Bir yerden sonra insan bir şey hissetmiyor,bir yerde bir şeyler donuyor,donunca da kopması kolaylaşıyor.Kopan şey geri geliyor ama yerine eskisi gibi oturmuyor.


Vazgeçmek gerekir bazen.Çünkü o zamanlarda vazgeçmek,yapmanız gereken şeydir aslında.Aydınlık gökyüzünde yıldızlar görünmez mesela.Yıldızları görebilmek için ışıktan vazgeçmek gerekir.Birini istiyorsanız yalnızlığınızdan vazgeçmeniz gerekir.

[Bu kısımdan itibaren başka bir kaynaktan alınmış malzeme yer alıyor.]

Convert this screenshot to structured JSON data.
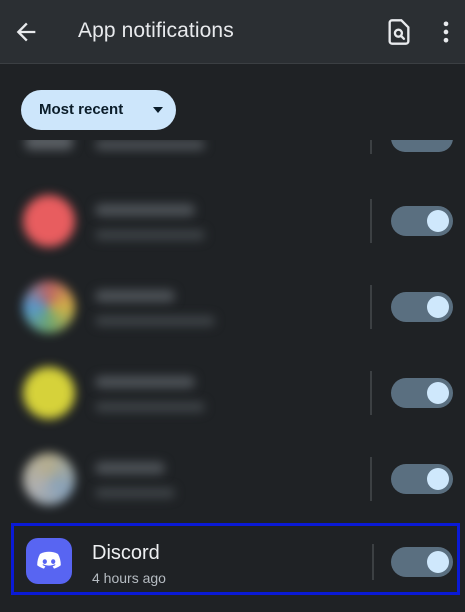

Sorun;vazgeçtiklerimizin kıymetini,elde ettiğimiz şey gözümüzde büyüttüğümüz kadar büyük olmadığında bilmemiz.
Bazen ışık için karanlıktan vazgeçiyoruz ya,ya bizim istediğimiz sadece karanlıkta görünüyorsa,ya bizim yıldızımız mumları söndürmemizi,her yeri karanlığa boğmamızı bekliyorsa?


Sevgili Ödüllü Film,
Bunu sana yazmayı uzun zamandır düşünüyordum. Kısmet bugüneymiş.

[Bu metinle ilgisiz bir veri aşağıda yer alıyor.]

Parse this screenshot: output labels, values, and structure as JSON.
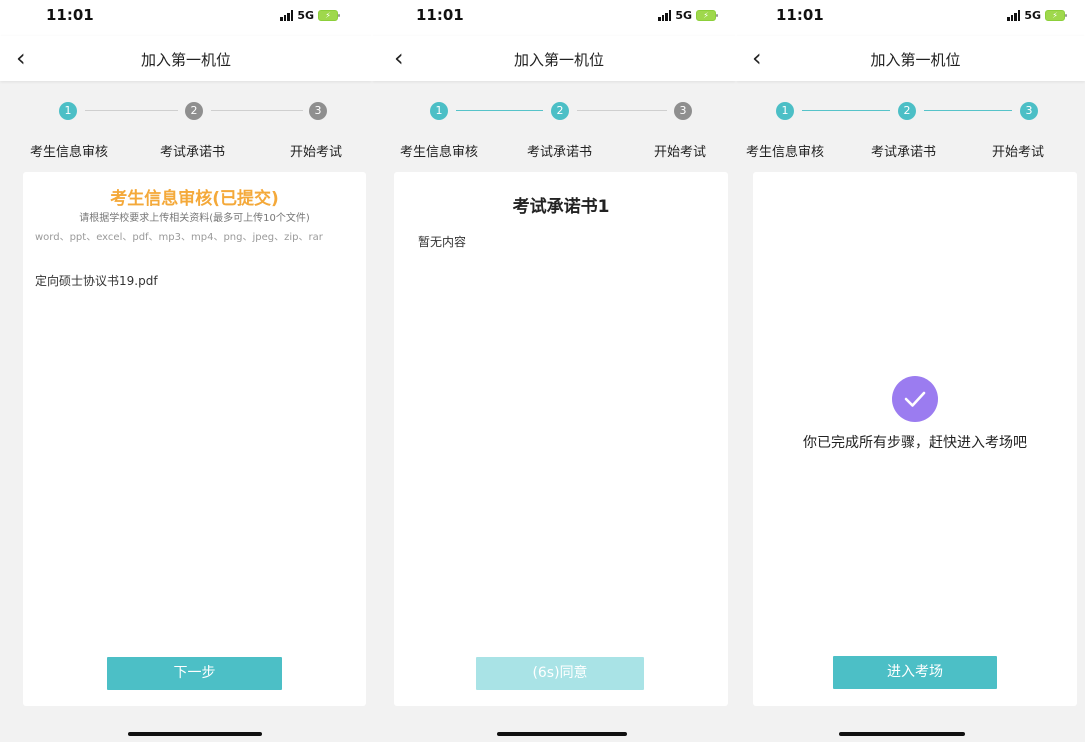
{
  "status": {
    "time": "11:01",
    "network": "5G"
  },
  "nav": {
    "title": "加入第一机位"
  },
  "steps": [
    {
      "number": "1",
      "label": "考生信息审核"
    },
    {
      "number": "2",
      "label": "考试承诺书"
    },
    {
      "number": "3",
      "label": "开始考试"
    }
  ],
  "screen1": {
    "title": "考生信息审核(已提交)",
    "subtitle": "请根据学校要求上传相关资料(最多可上传10个文件)",
    "file_types": "word、ppt、excel、pdf、mp3、mp4、png、jpeg、zip、rar",
    "file_name": "定向硕士协议书19.pdf",
    "next_label": "下一步"
  },
  "screen2": {
    "title": "考试承诺书1",
    "body": "暂无内容",
    "agree_label": "(6s)同意"
  },
  "screen3": {
    "message": "你已完成所有步骤，赶快进入考场吧",
    "enter_label": "进入考场"
  },
  "colors": {
    "accent": "#4cbfc6",
    "accent_disabled": "#a9e3e6",
    "title_orange": "#f4a93a",
    "check_purple": "#9b7cf0",
    "step_idle": "#8f8f8f"
  },
  "icons": [
    "back-chevron-icon",
    "signal-icon",
    "battery-icon",
    "checkmark-icon"
  ]
}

Seni sevmeye çok çalıştım ben aslında,hala da çalışıyorum. Yine de… Seni ne zaman izlesem seni anlayamadığım için ya da senden çok sıkıldığım için beni suçlu hissettiriyorsun. Kendimi kötü hissediyorum seni izlerken. Bu yüzdendir bir türlü ısınamadım sana. Çok derin şeyler anlattığını sandığın o bana anlamsız gelen uzun sahnelerin,insanları yansıtışındaki donukluk,bazen o çığırından çıkan natüralistlik beni çok rahatsız ediyor. Ben aslında severim sanatı. Evet bazı sahnelerin çok sanatsal ama film yerine fotoğraf olarak kalmalılar belki de. Belki de ben iki saat bir elmanın yuvarlanışını izlemek yerine,o elmanın yuvarlanmaya başladığı yeri ve en son durağını görsem daha çok anlam çıkarır,araları da düşüncelerimle doldururum. Ama hayır. Sen buna izin vermiyorsun. Peki. Seni seven de vardır elbette.
Sadece,ben seni sevemiyorum. Ama üzülme;sorun sende değil,bende.